Case reports of adverse events are widely found in the published literature, and are also collated by regulatory agencies. There are specific methodological problems with the evaluation of such case reports. Review authors who are potentially interested in such data will need to consider the following issues.
Anecdotal reports may turn out to be false alarms on subsequent investigation, rather than genuine indicators of the link between the intervention and adverse effect. Although one study has claimed that three quarters of a collection of anecdotal case reports from 1963 were correct (Venning 1982), a more recent systematic survey of 63 suspected adverse reactions found that most (52 of 63, 82.5%) had not yet been evaluated in more detail (Loke 2006). Controlled study data supporting the postulated link between drug and adverse event were available in only three cases, while in two cases controlled studies failed to confirm the link. Nevertheless, product information sheets or drug monographs may have been amended to include listings of these adverse events. It is thus not easy to tell whether a case report is a genuine alert or a false alarm. Still, case reports remain the cornerstone of the initial detection of new adverse effects (Stricker 2004). The removal of drugs from the market is overwhelmingly based on case reports and case series, in the past as well as in the present (Venning 1983, Arnaiz 2001). Removal of a drug from the market due to a dramatic effect does not require formal control groups (Glasziou 2007).

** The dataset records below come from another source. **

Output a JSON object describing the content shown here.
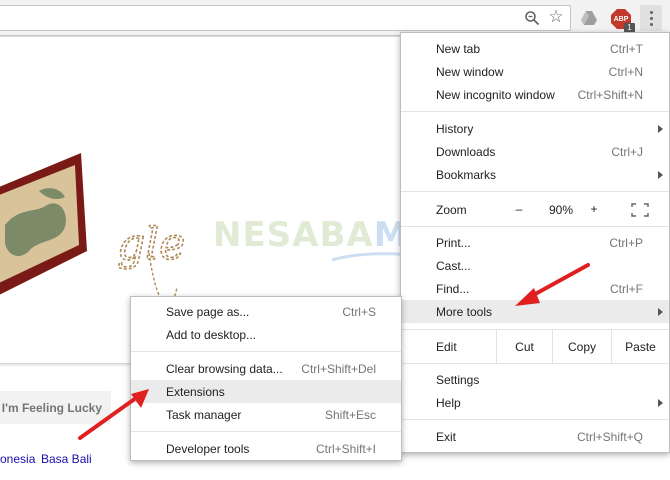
{
  "toolbar": {
    "icons": [
      "zoom-icon",
      "star-icon",
      "drive-icon",
      "adblock-plus-icon",
      "menu-dots-icon"
    ],
    "abp_label": "ABP",
    "abp_count": "1"
  },
  "page": {
    "lucky_button": "I'm Feeling Lucky",
    "languages": [
      "onesia",
      "Basa Bali"
    ],
    "doodle_text": "gle"
  },
  "watermark": {
    "part1": "NESABA",
    "part2": "MEDIA"
  },
  "chrome_menu": {
    "new_tab": {
      "label": "New tab",
      "shortcut": "Ctrl+T"
    },
    "new_window": {
      "label": "New window",
      "shortcut": "Ctrl+N"
    },
    "new_incognito": {
      "label": "New incognito window",
      "shortcut": "Ctrl+Shift+N"
    },
    "history": {
      "label": "History"
    },
    "downloads": {
      "label": "Downloads",
      "shortcut": "Ctrl+J"
    },
    "bookmarks": {
      "label": "Bookmarks"
    },
    "zoom": {
      "label": "Zoom",
      "minus": "–",
      "value": "90%",
      "plus": "+"
    },
    "print": {
      "label": "Print...",
      "shortcut": "Ctrl+P"
    },
    "cast": {
      "label": "Cast..."
    },
    "find": {
      "label": "Find...",
      "shortcut": "Ctrl+F"
    },
    "more_tools": {
      "label": "More tools"
    },
    "edit": {
      "label": "Edit",
      "cut": "Cut",
      "copy": "Copy",
      "paste": "Paste"
    },
    "settings": {
      "label": "Settings"
    },
    "help": {
      "label": "Help"
    },
    "exit": {
      "label": "Exit",
      "shortcut": "Ctrl+Shift+Q"
    }
  },
  "more_tools_menu": {
    "save_page": {
      "label": "Save page as...",
      "shortcut": "Ctrl+S"
    },
    "add_desktop": {
      "label": "Add to desktop..."
    },
    "clear_data": {
      "label": "Clear browsing data...",
      "shortcut": "Ctrl+Shift+Del"
    },
    "extensions": {
      "label": "Extensions"
    },
    "task_manager": {
      "label": "Task manager",
      "shortcut": "Shift+Esc"
    },
    "dev_tools": {
      "label": "Developer tools",
      "shortcut": "Ctrl+Shift+I"
    }
  },
  "colors": {
    "highlight": "#ebebeb",
    "arrow_red": "#e02020",
    "link_blue": "#1a0dab"
  }
}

There is usually uncertainty as to whether the adverse event was caused by the intervention (particularly in patients who are taking a wide variety of treatments). Review authors must decide on the likelihood of the intervention having a causative role, or whether the occurrence of the adverse event during the intervention period was simply a coincidence. However, two independent review authors might not reach the same judgement from the same case report. Several studies have evaluated the responses of review authors who were asked to appraise reports of adverse event. In one study, complete agreement was obtained only 35% of the time between two observers who used causality criteria in an algorithm for assessing suspected adverse reactions (Lanctot 1995). In another study, three clinical pharmacologists, who evaluated 500 reports of suspected reactions, failed to agree on the culprit drug in 36% of the cases (Koch-Weser 1977).

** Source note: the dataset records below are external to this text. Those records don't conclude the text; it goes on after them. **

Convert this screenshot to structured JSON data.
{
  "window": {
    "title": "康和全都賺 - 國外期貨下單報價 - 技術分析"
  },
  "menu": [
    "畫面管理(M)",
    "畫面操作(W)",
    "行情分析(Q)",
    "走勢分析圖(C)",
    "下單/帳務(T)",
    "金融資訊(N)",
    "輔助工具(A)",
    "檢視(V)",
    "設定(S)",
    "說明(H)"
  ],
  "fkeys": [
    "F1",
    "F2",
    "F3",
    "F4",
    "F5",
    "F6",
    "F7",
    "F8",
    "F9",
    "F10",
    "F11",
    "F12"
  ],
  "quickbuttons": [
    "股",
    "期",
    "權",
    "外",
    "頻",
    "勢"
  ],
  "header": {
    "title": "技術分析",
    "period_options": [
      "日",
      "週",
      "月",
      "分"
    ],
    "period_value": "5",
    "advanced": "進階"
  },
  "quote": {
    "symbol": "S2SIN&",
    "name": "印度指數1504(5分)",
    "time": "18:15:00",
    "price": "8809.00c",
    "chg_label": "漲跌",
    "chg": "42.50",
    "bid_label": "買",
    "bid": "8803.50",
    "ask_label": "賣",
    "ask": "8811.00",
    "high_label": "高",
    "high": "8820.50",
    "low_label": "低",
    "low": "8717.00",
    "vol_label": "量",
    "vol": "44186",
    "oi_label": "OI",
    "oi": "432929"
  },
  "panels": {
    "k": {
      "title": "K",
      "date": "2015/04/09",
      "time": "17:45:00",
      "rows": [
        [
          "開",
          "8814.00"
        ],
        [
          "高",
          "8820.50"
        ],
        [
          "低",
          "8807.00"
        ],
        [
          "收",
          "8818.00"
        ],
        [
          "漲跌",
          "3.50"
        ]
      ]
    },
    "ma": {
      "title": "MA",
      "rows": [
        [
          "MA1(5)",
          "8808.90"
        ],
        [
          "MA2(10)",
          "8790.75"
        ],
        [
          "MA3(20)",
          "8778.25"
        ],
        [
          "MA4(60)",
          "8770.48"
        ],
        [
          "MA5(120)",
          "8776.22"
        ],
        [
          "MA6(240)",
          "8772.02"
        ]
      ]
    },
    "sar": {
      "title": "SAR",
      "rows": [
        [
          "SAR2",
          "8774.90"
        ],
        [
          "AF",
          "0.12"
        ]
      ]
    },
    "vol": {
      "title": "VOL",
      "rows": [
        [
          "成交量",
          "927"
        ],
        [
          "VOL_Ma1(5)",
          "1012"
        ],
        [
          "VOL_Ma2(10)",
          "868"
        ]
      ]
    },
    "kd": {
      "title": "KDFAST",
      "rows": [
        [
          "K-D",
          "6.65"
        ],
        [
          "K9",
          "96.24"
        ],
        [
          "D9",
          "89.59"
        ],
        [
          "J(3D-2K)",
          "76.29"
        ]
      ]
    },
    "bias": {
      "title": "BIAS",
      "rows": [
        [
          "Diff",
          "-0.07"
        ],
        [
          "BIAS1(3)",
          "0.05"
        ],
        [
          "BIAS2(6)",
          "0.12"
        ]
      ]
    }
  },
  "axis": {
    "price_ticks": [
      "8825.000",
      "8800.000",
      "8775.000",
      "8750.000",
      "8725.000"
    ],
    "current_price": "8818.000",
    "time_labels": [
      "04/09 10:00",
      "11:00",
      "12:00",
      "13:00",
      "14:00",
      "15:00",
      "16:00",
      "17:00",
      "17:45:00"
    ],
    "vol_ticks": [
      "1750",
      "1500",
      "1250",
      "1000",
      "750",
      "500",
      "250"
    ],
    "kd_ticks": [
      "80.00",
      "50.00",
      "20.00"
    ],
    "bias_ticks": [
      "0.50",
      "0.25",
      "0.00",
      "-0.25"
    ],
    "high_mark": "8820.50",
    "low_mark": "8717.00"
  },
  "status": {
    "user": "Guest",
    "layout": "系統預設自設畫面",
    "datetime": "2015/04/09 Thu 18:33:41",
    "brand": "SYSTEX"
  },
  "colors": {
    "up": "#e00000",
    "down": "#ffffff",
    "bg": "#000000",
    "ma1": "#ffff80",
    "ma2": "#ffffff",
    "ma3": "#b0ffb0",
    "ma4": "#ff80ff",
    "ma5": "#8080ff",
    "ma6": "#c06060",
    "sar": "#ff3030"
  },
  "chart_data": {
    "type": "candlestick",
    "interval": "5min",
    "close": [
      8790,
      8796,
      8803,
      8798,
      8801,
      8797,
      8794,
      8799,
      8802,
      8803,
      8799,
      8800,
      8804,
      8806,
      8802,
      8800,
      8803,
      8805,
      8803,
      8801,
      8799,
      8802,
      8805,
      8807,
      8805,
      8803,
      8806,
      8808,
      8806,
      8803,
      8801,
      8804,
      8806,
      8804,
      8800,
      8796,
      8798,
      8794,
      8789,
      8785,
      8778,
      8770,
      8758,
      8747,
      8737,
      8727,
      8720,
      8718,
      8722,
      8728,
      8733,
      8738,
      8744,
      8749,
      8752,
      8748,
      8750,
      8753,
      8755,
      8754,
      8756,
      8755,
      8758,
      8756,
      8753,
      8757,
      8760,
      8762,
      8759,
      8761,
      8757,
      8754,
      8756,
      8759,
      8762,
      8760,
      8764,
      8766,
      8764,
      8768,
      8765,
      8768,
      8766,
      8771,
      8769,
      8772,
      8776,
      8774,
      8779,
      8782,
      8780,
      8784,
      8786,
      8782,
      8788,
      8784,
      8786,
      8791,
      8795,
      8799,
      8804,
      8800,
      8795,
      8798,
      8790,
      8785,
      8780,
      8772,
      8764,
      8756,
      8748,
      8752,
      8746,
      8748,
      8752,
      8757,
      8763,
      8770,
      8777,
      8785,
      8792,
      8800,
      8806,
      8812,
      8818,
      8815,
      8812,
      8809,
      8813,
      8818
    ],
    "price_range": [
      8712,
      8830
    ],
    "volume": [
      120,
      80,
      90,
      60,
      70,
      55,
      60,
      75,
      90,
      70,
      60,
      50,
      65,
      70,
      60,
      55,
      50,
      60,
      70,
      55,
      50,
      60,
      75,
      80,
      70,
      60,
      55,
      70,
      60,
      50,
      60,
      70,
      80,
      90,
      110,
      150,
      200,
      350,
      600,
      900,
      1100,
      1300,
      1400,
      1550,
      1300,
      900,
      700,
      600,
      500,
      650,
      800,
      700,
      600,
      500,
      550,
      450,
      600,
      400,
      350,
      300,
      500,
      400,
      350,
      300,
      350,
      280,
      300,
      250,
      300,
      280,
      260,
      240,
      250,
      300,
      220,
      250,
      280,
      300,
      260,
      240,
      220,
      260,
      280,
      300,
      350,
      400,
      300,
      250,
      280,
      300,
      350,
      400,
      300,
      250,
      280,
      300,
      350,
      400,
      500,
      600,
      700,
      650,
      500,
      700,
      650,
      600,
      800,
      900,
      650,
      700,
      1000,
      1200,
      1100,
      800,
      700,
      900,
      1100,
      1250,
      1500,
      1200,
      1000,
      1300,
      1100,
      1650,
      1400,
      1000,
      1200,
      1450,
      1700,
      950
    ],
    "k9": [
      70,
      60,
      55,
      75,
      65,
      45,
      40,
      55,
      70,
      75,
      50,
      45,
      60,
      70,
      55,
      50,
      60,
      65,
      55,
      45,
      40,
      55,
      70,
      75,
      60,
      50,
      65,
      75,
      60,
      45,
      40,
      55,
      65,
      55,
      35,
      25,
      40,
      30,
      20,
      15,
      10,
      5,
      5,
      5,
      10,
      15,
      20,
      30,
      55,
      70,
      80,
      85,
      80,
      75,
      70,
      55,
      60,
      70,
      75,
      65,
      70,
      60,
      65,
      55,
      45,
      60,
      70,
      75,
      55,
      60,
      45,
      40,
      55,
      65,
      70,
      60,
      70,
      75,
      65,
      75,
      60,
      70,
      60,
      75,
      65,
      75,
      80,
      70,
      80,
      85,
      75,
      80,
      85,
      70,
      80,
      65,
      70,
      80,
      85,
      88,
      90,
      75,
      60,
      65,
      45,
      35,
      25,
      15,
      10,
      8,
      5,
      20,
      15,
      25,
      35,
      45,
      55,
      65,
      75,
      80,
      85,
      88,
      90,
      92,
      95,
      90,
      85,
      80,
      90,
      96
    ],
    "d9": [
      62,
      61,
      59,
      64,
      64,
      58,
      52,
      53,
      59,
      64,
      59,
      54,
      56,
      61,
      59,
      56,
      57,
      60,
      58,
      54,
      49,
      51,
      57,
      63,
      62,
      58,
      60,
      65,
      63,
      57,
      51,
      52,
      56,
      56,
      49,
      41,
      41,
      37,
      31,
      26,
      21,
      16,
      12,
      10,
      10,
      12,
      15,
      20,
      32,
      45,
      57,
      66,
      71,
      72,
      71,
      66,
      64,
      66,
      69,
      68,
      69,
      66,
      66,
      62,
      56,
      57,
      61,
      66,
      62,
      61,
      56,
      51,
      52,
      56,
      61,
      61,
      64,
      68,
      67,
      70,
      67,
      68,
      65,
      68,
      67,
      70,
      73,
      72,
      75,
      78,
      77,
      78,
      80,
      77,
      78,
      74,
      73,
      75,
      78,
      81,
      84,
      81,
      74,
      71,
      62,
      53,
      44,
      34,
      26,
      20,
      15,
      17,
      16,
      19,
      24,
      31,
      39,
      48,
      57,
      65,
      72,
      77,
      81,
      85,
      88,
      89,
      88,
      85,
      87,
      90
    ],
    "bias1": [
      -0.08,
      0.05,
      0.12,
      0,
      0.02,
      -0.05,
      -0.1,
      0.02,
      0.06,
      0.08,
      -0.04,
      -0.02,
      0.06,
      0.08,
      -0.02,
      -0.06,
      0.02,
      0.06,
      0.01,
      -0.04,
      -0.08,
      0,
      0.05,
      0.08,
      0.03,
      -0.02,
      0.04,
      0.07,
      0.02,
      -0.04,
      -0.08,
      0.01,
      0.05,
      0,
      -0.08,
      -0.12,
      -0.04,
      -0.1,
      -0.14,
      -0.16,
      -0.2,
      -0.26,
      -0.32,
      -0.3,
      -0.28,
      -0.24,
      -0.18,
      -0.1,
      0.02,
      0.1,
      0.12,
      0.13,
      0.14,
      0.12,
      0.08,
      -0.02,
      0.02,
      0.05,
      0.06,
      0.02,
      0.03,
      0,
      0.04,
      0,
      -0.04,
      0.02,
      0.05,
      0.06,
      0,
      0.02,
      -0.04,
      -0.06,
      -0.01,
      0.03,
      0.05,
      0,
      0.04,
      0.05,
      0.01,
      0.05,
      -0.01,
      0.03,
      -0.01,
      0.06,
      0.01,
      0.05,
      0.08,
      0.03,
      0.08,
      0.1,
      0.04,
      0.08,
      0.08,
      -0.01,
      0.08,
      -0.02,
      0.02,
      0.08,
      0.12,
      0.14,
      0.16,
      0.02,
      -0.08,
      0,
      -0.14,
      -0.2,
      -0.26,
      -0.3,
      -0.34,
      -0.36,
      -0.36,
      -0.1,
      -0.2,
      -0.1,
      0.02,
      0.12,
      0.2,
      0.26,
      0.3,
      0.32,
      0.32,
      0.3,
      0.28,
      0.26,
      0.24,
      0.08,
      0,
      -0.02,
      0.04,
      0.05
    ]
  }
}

A reported adverse event is more plausible if it can be explained by a well-understood biological mechanism. For example, amiodarone has an iodine-like chemical structure, which explains the commonly seen adverse effects on thyroid function
One study looked at 1520 published case reports of suspected adverse reactions, and found substantial differences in the information provided in these reports (Kelly 2003). With regard to details of patient characteristics, only three patient variables were reported more than 90% of the time, while 12 others were reported less than 25% of the time. In assessing the culprit drug, Kelly found that only one drug variable (for instance dose or duration or frequency or exact formulation) was reported more than 90% of the time; six others were reported 14 to 74% of the time. The substantial variation in the nature of the reporting means that detailed appraisal is difficult for review authors.
There is a trade-off between the desire to be ‘all-inclusive’ and the need to avoid publicizing biased or unreliable information that may trigger a false alarm. The MMR vaccination programme was disrupted by anecdotal reports in a reputable journal, with scores of people in the UK harmed by measles outbreaks from decreased vaccine uptake (Asaria 2006). The inclusion of extra (but potentially unreliable) information on ‘adverse events’ can have harmful effects, and review authors will need to carefully consider the negative impact and legal ramifications of conveying such information.